年金の財源

 年金論争がいやに盛んだぁと思って新聞をよく読んだら、五年に一度の制度見直しの時期に当たっていると言う。今頃気付き迂闊というより非常識といえるが我ながらご粗末な話しで呆れた。

 さて年金が大変な事になっている事はかねがね承知してはいる。理由は収入よりも支給額が多くてこのままでは年金会計が破綻するという。

 何故収入が思うほど入らぬかといえば、少子化社会の到来で年金納入者数が減少した上に不景気で失業者が多くなったり、未納者が多数出たりでどうにもならないそうだ。何しろ話が専門的である上にそろばん片手でないと話しにならんこともあって、どうも話に参入しにくくてつい誰かが何とかしてくれるだろうと、自分の生活の命綱であるにも関わらず、識者の論争をゲーム観戦感覚で心ならずも見てしまうという不見識を犯してしまう。

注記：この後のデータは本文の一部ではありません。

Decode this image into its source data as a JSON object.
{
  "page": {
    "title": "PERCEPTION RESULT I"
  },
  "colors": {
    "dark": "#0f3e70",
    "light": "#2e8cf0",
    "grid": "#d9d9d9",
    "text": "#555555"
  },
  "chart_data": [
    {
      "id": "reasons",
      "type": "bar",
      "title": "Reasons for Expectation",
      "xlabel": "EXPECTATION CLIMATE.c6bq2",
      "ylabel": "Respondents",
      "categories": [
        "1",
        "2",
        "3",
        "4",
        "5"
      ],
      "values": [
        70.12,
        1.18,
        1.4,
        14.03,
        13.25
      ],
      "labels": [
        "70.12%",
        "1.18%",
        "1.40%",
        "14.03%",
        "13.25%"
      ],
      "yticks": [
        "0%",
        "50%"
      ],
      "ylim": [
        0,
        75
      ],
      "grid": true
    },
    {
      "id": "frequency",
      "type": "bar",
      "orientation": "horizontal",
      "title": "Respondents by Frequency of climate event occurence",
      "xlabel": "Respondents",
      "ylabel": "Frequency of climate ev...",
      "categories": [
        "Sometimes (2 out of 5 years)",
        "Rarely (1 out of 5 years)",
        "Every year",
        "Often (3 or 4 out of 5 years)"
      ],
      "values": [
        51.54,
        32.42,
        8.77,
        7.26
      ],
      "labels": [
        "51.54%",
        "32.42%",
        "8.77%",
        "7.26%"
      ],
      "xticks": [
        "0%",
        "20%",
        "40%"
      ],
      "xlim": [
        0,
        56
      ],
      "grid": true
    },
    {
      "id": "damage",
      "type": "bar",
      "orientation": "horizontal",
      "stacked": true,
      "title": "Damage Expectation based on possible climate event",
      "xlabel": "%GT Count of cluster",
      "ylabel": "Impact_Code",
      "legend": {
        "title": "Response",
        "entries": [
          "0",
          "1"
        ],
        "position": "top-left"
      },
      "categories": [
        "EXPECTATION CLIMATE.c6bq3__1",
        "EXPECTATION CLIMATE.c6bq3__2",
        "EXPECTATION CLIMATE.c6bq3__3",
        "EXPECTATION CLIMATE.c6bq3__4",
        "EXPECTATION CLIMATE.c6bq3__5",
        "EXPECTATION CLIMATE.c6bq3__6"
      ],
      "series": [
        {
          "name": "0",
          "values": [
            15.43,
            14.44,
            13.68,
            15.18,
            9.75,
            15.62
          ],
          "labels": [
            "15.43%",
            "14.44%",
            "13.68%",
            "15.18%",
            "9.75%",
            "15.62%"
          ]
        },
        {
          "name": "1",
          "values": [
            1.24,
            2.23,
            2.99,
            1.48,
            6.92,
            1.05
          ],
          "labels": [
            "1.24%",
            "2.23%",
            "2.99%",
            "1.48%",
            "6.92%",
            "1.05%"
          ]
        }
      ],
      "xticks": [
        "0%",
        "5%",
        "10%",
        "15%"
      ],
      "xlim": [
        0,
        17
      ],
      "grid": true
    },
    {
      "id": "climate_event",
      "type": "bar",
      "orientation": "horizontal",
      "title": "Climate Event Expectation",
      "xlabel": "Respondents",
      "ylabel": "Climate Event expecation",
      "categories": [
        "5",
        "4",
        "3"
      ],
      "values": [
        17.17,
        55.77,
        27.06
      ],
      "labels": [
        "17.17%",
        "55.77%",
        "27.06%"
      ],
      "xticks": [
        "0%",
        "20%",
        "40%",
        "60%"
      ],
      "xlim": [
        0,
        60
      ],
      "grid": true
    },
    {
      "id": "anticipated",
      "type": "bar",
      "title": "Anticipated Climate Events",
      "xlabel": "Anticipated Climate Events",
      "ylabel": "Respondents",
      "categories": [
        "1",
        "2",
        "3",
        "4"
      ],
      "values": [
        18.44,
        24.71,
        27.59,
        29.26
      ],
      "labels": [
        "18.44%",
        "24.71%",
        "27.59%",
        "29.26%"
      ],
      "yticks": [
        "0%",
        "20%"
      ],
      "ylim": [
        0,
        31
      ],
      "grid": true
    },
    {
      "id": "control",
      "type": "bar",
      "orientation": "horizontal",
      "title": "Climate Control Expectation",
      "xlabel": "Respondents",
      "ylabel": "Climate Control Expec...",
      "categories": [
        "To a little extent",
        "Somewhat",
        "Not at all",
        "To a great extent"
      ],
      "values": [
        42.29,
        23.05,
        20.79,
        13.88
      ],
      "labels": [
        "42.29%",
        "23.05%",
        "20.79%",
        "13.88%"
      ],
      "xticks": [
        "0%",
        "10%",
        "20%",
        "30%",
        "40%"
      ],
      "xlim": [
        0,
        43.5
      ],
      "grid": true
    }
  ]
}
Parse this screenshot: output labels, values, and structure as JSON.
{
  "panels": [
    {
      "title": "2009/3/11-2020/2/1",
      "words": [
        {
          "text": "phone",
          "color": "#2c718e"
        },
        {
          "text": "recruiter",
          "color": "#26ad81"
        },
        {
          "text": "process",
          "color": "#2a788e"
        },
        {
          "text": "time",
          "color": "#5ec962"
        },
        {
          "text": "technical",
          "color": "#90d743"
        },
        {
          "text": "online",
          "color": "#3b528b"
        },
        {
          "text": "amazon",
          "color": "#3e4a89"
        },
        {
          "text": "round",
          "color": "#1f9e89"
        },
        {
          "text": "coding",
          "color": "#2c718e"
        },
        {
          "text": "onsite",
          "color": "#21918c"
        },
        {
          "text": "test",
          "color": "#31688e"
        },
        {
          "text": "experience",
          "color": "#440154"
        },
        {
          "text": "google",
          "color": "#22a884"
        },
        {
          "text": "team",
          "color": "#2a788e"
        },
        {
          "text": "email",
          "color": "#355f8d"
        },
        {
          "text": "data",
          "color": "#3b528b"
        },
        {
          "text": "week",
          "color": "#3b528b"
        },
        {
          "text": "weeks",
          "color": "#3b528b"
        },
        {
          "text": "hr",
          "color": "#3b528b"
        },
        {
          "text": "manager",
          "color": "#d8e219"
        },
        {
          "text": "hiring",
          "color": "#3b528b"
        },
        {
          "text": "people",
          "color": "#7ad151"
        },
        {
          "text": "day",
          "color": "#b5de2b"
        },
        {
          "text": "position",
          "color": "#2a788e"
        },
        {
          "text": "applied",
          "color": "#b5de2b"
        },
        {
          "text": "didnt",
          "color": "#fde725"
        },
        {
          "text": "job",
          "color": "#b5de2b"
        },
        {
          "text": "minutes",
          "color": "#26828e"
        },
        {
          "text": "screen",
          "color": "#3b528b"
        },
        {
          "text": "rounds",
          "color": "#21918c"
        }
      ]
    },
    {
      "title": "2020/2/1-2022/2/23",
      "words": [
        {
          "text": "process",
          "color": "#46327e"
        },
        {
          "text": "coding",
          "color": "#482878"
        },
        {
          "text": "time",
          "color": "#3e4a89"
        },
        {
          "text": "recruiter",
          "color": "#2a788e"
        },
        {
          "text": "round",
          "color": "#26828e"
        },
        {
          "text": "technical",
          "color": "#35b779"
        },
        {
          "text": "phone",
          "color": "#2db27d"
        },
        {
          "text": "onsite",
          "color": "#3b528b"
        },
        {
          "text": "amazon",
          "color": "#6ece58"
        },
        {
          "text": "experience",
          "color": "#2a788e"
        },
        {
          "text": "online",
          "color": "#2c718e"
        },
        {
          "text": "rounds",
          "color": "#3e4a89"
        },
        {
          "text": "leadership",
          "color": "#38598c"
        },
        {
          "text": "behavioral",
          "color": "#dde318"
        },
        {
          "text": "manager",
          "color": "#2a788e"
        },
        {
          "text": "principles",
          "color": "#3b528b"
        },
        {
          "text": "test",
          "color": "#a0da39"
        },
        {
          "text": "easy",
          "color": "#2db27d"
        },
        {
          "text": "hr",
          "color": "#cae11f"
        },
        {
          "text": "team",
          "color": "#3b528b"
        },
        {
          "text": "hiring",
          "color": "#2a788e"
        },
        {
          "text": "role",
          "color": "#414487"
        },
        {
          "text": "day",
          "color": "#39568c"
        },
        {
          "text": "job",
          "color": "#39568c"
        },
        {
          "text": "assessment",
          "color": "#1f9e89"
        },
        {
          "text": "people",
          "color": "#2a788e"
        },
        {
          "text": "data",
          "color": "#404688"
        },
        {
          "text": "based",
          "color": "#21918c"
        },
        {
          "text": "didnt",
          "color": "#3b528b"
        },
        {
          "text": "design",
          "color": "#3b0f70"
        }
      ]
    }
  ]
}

 今論争の中心は基礎年金部分を税金で賄うか、それとも消費税を増税してそれで賄うかということである。どちらも税金でと言う発想は同じであるし、これはスエーデン方式で望ましい事は証明済みだが、その税源をどこに求めるかで利害が反して意見が分かれている。経済界は負担が多くなる年金率アップに反対して支給額を引き下げろというし、消費税アップは低所得層の生活を直撃する悪税だと多数の人が反対だし、公明党は景気対策としてドサクサにまぎれてやった、所得税一律二十パーセント引き下げ を元に戻せばその額で賄えると提案しているがこれが一番良い安だと思うがどうだろうか。

 消費税をアップしないと決めてかかればそれしかないが、今の消費税の欠点である逆累進性を改善すれば消費税アップにかなりの人が賛成するのではあるまいか。納税が嫌なのではなくて不公平が癪なのである。乏しきを憂いず等しからずを憂いる。は古来からの至言である。

 スエーデンの人々のように いや税金はみな返ってくるんです。と胸を張って言える政治をして欲しいものである。ついでに言えば日本の企業の社会的負担率は、先進国中で一番低い事実を企業家は直視してその責任を果たすべきである。

 先日トヨタ自動車の脱税を指摘されて 日本で一番多額の税金を払っているのはわが社だ と開き直っていたのをテレビで見て呆れたが、心を入れ替えて欲しいものだ。そんなことでは企業の社会負担率をグローバル並しようなどという発想はでてこない。